I have never made a key lime dessert myself. But anytime I see it on a restaurant menu something comes over me and forces me to order a slice of key lime pie. I should probably have the doctor look into that.
These looked like they would be a piece of cake to make. However I didn’t have any of the key lime cooler cookies it called for and I didn’t have any mini nilla wafers so I used what I had on hand and made a Graham cracker crust mix.
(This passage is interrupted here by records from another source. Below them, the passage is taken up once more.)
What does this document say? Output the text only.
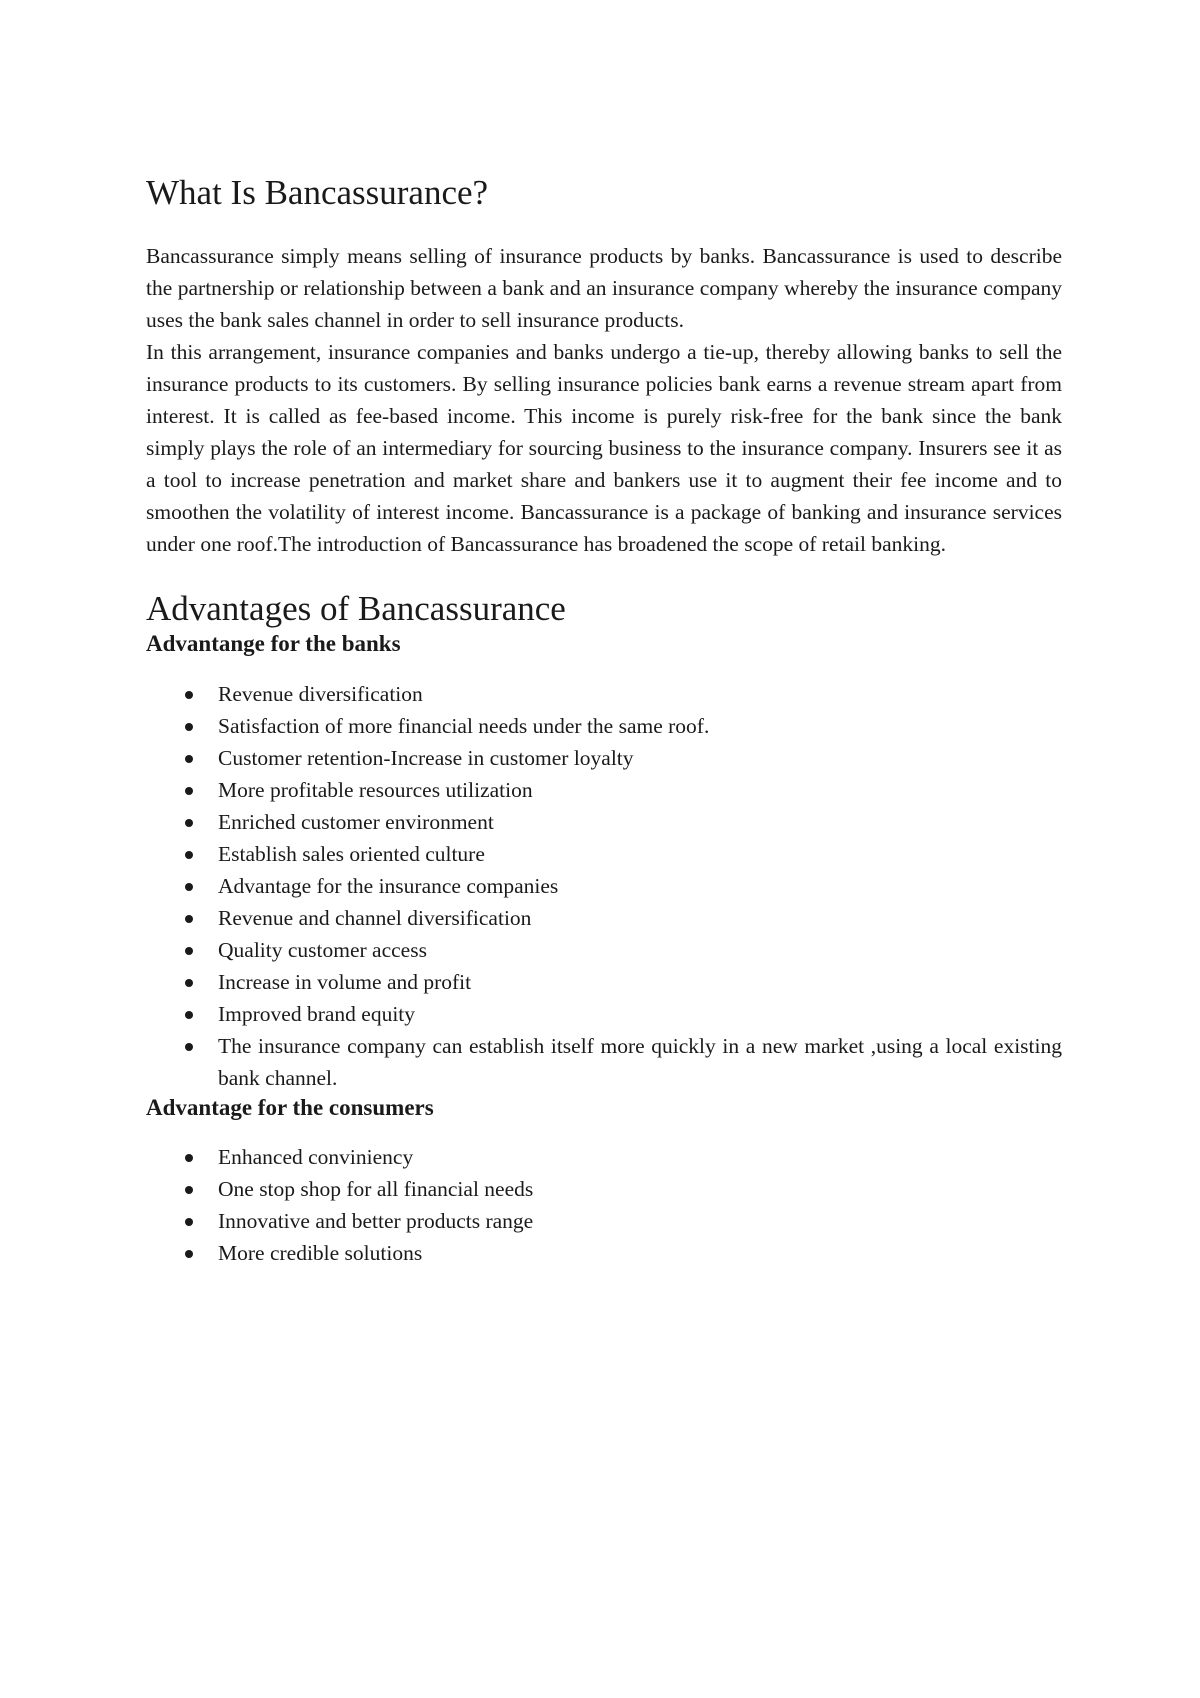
What Is Bancassurance?

Bancassurance simply means selling of insurance products by banks. Bancassurance is used to describe the partnership or relationship between a bank and an insurance company whereby the insurance company uses the bank sales channel in order to sell insurance products.

In this arrangement, insurance companies and banks undergo a tie-up, thereby allowing banks to sell the insurance products to its customers. By selling insurance policies bank earns a revenue stream apart from interest. It is called as fee-based income. This income is purely risk-free for the bank since the bank simply plays the role of an intermediary for sourcing business to the insurance company. Insurers see it as a tool to increase penetration and market share and bankers use it to augment their fee income and to smoothen the volatility of interest income. Bancassurance is a package of banking and insurance services under one roof.The introduction of Bancassurance has broadened the scope of retail banking.

Advantages of Bancassurance
Advantange for the banks
Revenue diversification
Satisfaction of more financial needs under the same roof.
Customer retention-Increase in customer loyalty
More profitable resources utilization
Enriched customer environment
Establish sales oriented culture
Advantage for the insurance companies
Revenue and channel diversification
Quality customer access
Increase in volume and profit
Improved brand equity
The insurance company can establish itself more quickly in a new market ,using a local existing bank channel.
Advantage for the consumers
Enhanced conviniency
One stop shop for all financial needs
Innovative and better products range
More credible solutions
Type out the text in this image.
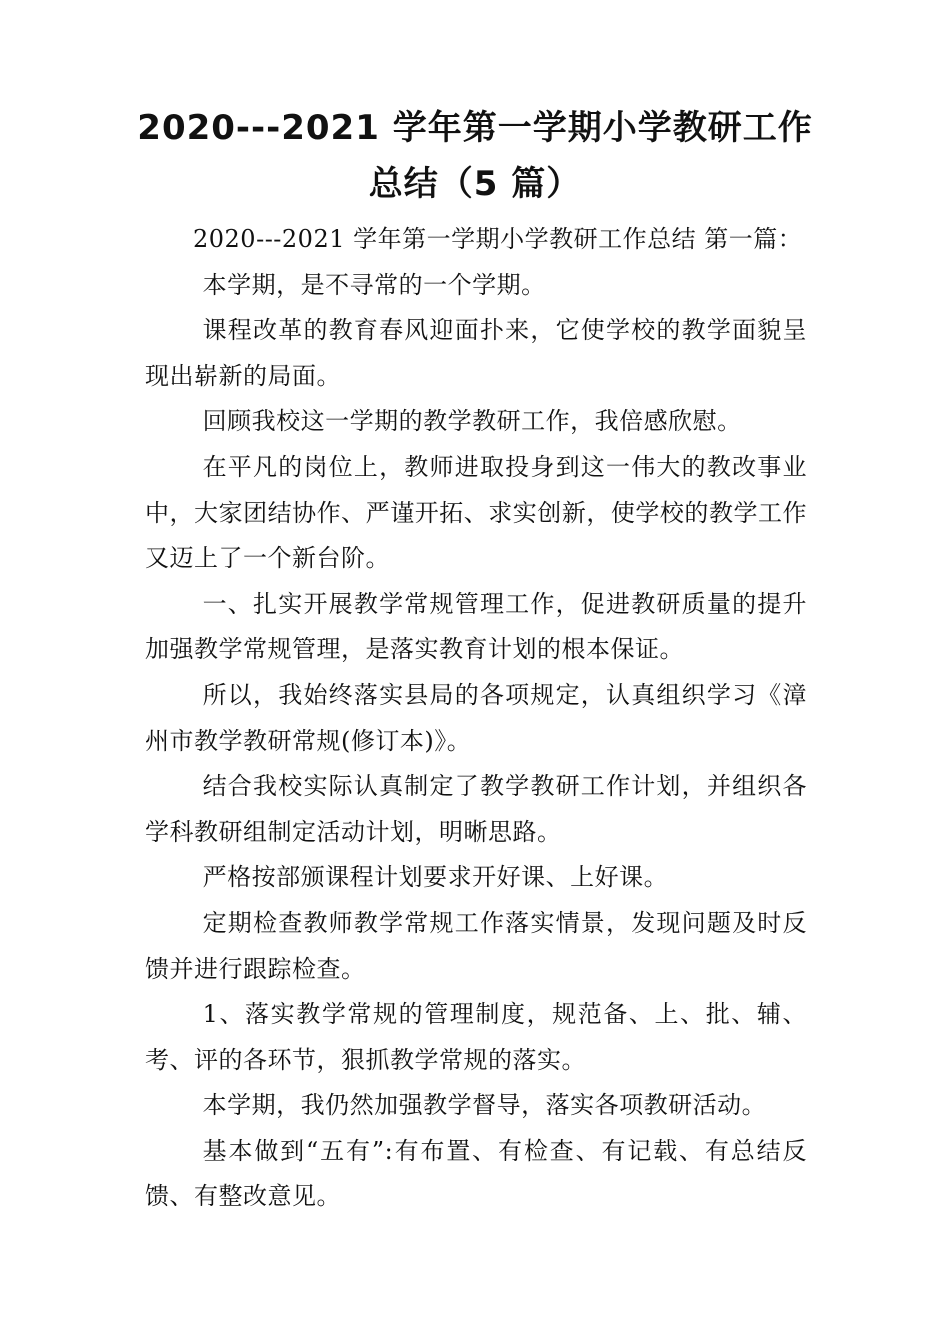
2020---2021 学年第一学期小学教研工作总结（5 篇）

2020---2021 学年第一学期小学教研工作总结 第一篇：

本学期，是不寻常的一个学期。

课程改革的教育春风迎面扑来，它使学校的教学面貌呈现出崭新的局面。

回顾我校这一学期的教学教研工作，我倍感欣慰。

在平凡的岗位上，教师进取投身到这一伟大的教改事业中，大家团结协作、严谨开拓、求实创新，使学校的教学工作又迈上了一个新台阶。

一、扎实开展教学常规管理工作，促进教研质量的提升加强教学常规管理，是落实教育计划的根本保证。

所以，我始终落实县局的各项规定，认真组织学习《漳州市教学教研常规(修订本)》。

结合我校实际认真制定了教学教研工作计划，并组织各学科教研组制定活动计划，明晰思路。

严格按部颁课程计划要求开好课、上好课。

定期检查教师教学常规工作落实情景，发现问题及时反馈并进行跟踪检查。

1、落实教学常规的管理制度，规范备、上、批、辅、考、评的各环节，狠抓教学常规的落实。

本学期，我仍然加强教学督导，落实各项教研活动。

基本做到“五有”:有布置、有检查、有记载、有总结反馈、有整改意见。
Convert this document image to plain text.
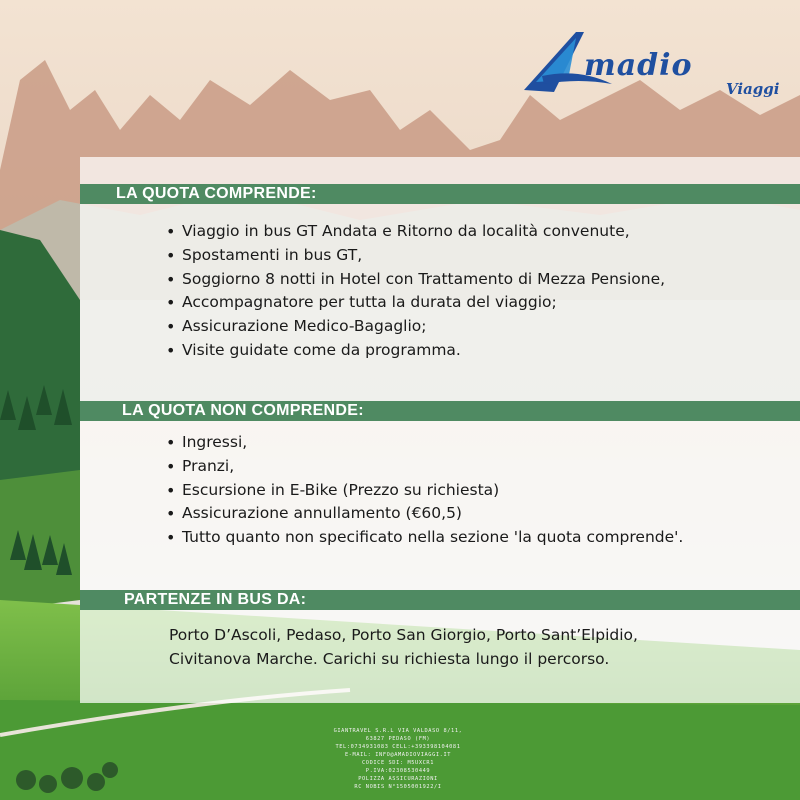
madio
Viaggi
LA QUOTA COMPRENDE:
• Viaggio in bus GT Andata e Ritorno da località convenute,
• Spostamenti in bus GT,
• Soggiorno 8 notti in Hotel con Trattamento di Mezza Pensione,
• Accompagnatore per tutta la durata del viaggio;
• Assicurazione Medico-Bagaglio;
• Visite guidate come da programma.
LA QUOTA NON COMPRENDE:
• Ingressi,
• Pranzi,
• Escursione in E-Bike (Prezzo su richiesta)
• Assicurazione annullamento (€60,5)
• Tutto quanto non specificato nella sezione 'la quota comprende'.
PARTENZE IN BUS DA:
Porto D’Ascoli, Pedaso, Porto San Giorgio, Porto Sant’Elpidio,
Civitanova Marche. Carichi su richiesta lungo il percorso.
GIANTRAVEL S.R.L VIA VALDASO 8/11,
63827 PEDASO (FM)
TEL:0734931083 CELL:+393398104081
E-MAIL: INFO@AMADIOVIAGGI.IT
CODICE SDI: M5UXCR1
P.IVA:02308530449
POLIZZA ASSICURAZIONI
RC NOBIS N°1505001922/I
Everything was so easy but once I put these in the oven for the stated amount of time, they were still too liquidy, or so I thought, so I put them back in. This caused them to fall in the middle and not look attractive at all. But the end product was so delightful. I topped them with Lite Cool Whip and drizzled some chocolate on some of them. I’ll definitely make them again.
If you’ll excuse me, I’m off to have another bite.
Key Lime Tarts (Recipe adapted from Paula Deen)
Reduced fat Graham crackers
8 ounces cream cheese, softened
1/2 cup sugar
2 Tbsp key lime juice
1 tsp key lime zest
Lite Cool Whip
Preheat oven to 350 degrees F.
Place the Graham crackers in a Ziploc baggie, seal and whack away to make them into crumbs. Place them in a bowl. Melt the butter then add it gradually to the crumbs and mix together.
Fill 2 (12-muffin) mini muffin tins with paper cups and spray cups with cooking spray. Place a dollop of the Graham cracker mix in the bottom of each muffin tin and press down to form a crust. Bake for 8-10 minutes.
Prepare filling. Beat together cream cheese, egg, sugar, lime juice, and zest until well mixed. Fill the cups to the top. Bake for 10 to 12 minutes. Remove tarts to cool. Place in refrigerator for at least four hours.
Top with a dollop of lite cool whip.